Fraud Occurs, But Fraud Prevention Lags
Taken together, this information is a clarion call to executives and managers to implement rigorous anti-fraud controls. Yet the poll found that over one-third of respondents had not reviewed or updated their fraud prevention controls in over a year. In fact, 18% believed that their organization had never installed or updated a fraud prevention program.
Sometimes it seems like it should be easier for victims, many of whom are sophisticated individuals or organizations, to detect financial fraud. But the Bernie Madoff case has shown us how easily investors can be fooled by timing deposits, moving cash from one account to another, delaying responses to questions, or simply not providing requested information at all. All of these kinds of subterfuges should be detected by a fraud prevention program, but obviously the program has to exist in the first place.
A new range of threats has evolved in the rapid growth of extensively networked digital systems. We have seen the massive losses that external theft can cause, as in the Target case, but loss potential is also large for internal theft and fraud. The challenges in these cyberthefts involve both organization (comprehensive access control, for example) and continuous reviews of performance through audits of digital transactions.
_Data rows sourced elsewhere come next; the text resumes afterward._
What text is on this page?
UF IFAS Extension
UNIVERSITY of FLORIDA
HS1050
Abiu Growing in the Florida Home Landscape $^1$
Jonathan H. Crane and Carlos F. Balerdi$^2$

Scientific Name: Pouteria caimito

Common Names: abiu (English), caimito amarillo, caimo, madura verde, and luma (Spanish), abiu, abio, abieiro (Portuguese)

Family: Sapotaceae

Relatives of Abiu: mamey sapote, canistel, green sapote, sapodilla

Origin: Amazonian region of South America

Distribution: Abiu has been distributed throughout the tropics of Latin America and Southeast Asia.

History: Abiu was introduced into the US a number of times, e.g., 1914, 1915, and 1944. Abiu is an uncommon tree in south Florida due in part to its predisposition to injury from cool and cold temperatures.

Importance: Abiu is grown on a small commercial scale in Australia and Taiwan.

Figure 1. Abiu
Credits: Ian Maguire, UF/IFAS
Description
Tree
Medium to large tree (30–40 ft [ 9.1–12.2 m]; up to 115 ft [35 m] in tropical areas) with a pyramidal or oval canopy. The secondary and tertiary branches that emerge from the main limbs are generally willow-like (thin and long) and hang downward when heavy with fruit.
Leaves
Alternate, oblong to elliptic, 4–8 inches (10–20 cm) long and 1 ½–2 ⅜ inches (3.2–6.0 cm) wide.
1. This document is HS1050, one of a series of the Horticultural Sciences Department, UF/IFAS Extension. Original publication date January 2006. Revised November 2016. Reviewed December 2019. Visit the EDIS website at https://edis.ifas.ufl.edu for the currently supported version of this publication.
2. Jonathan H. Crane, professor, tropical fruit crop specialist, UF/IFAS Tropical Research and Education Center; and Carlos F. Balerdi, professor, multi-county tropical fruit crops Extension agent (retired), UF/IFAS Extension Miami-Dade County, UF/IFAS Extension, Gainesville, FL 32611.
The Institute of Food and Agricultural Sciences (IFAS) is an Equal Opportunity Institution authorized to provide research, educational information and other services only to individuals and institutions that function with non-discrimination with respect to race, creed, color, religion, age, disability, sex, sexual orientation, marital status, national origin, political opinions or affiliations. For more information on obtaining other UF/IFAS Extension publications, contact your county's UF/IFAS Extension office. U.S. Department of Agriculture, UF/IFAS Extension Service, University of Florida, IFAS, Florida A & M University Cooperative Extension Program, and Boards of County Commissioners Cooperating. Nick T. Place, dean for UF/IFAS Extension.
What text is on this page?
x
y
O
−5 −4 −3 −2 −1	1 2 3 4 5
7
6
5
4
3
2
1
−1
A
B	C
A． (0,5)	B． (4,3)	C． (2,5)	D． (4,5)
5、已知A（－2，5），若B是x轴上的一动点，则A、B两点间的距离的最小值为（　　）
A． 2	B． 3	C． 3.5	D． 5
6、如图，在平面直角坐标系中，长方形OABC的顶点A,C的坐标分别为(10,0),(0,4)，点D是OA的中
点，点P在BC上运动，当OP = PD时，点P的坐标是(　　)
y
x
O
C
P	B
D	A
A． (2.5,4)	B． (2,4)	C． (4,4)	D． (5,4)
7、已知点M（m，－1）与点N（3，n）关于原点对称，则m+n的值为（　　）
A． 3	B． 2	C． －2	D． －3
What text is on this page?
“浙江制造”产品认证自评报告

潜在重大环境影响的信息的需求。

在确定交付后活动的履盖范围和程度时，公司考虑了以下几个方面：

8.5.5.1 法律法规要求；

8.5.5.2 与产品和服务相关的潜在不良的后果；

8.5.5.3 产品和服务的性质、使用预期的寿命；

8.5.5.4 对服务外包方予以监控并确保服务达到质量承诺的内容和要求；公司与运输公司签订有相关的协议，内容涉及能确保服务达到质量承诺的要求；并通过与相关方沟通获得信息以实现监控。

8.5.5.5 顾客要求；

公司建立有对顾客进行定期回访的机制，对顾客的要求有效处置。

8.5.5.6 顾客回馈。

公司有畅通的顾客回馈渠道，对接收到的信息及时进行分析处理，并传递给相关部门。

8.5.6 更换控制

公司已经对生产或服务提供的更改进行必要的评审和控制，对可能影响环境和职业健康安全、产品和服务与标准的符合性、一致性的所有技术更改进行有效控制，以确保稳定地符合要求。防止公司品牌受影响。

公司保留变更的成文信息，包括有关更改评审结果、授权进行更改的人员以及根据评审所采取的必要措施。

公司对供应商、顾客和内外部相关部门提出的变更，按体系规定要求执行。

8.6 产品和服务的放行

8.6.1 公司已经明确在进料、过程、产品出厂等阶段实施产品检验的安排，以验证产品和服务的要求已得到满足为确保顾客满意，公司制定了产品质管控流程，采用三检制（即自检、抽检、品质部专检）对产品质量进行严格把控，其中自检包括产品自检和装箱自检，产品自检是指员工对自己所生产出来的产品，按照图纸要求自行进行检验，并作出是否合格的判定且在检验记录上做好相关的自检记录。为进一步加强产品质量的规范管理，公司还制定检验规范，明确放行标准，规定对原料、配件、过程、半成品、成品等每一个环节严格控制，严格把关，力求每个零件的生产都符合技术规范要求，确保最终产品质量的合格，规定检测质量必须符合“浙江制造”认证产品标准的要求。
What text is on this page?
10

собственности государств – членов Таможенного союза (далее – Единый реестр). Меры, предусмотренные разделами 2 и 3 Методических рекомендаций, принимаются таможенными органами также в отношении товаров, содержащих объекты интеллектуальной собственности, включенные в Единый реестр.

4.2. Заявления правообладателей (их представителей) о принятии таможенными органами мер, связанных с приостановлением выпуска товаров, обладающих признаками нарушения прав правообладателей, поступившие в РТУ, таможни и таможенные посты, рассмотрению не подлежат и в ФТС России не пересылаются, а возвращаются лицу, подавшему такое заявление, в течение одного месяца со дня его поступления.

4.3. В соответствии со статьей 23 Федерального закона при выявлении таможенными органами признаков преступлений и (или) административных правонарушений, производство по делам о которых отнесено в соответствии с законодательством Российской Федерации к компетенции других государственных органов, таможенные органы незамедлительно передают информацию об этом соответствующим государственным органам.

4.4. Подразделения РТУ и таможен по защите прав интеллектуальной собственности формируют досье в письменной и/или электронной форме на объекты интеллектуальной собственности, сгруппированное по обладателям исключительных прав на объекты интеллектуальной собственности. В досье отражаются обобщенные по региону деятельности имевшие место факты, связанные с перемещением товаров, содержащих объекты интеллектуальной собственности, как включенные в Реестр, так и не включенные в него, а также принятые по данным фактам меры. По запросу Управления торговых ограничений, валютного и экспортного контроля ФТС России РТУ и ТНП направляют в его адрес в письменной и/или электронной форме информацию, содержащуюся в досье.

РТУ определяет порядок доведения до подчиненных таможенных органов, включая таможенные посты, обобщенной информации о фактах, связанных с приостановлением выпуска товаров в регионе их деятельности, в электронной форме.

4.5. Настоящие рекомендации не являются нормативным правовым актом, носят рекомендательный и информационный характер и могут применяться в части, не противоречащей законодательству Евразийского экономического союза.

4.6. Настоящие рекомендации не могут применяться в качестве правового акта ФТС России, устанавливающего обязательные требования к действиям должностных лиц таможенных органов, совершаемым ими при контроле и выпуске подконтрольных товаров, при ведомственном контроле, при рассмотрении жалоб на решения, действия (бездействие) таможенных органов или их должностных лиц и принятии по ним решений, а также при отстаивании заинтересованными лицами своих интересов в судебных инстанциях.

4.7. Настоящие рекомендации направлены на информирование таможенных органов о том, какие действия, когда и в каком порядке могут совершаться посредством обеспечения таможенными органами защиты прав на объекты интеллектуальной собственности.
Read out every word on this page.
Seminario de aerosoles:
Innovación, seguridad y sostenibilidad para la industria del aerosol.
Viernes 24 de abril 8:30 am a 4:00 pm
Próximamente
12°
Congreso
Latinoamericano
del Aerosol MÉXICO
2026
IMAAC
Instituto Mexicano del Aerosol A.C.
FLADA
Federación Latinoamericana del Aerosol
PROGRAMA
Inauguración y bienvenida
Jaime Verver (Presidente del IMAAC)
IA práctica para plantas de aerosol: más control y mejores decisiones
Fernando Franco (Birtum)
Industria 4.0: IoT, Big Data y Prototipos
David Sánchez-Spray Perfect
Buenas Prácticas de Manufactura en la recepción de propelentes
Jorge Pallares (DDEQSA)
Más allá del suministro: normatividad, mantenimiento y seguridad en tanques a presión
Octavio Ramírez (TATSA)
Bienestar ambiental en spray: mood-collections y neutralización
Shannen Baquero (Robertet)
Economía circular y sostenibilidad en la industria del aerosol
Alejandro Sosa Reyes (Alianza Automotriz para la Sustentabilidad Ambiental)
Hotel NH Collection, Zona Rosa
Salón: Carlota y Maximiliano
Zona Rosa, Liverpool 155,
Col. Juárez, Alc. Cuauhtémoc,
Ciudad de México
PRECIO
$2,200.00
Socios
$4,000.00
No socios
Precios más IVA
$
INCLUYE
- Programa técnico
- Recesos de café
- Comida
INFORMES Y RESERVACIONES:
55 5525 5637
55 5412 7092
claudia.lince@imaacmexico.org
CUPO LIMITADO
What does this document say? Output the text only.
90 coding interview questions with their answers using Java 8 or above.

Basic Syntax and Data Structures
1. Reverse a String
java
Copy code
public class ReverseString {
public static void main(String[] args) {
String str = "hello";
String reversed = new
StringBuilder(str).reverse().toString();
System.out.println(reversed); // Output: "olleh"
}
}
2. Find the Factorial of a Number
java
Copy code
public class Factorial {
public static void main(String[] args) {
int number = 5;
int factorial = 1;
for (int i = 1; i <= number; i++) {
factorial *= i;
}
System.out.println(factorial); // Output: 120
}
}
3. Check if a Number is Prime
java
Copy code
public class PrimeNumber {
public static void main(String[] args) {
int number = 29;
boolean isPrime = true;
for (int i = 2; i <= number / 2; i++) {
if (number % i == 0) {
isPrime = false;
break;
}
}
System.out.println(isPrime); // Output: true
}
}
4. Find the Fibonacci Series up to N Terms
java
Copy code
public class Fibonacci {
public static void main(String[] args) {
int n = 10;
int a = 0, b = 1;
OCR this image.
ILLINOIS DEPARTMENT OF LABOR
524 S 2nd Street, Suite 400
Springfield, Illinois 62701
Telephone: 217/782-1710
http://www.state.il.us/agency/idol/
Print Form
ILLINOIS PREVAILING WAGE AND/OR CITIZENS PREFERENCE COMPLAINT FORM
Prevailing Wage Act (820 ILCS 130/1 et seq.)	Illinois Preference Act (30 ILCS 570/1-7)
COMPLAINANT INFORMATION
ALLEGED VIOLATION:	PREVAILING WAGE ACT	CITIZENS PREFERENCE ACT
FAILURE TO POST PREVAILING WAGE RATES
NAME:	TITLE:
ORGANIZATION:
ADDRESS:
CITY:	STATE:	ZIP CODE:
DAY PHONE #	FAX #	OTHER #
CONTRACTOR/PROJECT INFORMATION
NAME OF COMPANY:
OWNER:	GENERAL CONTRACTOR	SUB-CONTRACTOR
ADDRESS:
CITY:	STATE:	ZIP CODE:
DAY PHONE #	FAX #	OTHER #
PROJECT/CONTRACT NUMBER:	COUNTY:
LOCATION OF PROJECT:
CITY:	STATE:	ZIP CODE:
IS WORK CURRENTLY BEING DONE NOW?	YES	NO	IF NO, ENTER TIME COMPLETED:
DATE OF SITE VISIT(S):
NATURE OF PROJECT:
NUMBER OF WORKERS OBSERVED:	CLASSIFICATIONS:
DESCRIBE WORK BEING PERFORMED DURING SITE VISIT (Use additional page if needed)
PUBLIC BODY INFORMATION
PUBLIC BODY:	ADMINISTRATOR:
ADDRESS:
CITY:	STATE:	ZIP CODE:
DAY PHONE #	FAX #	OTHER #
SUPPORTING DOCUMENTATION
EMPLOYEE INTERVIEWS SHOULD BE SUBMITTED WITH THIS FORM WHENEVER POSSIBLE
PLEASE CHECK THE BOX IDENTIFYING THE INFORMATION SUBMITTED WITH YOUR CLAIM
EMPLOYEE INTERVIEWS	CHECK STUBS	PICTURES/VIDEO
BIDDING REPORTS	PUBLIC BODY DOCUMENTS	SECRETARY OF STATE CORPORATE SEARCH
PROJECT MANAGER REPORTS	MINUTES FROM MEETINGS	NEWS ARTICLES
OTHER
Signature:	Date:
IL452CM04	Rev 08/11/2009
Active Prevention Processes are Essential
We have long argued that systematic financial fraud prevention controls should be an integral part of every organization’s risk management program. We cannot know with certainty, in advance, when unseen flaws in controls will be found, or flaws in software will come to light.
An organization’s best defense against these possibilities is regular, rigorous audits and internal controls designed to detect irregularities in financial flows quickly.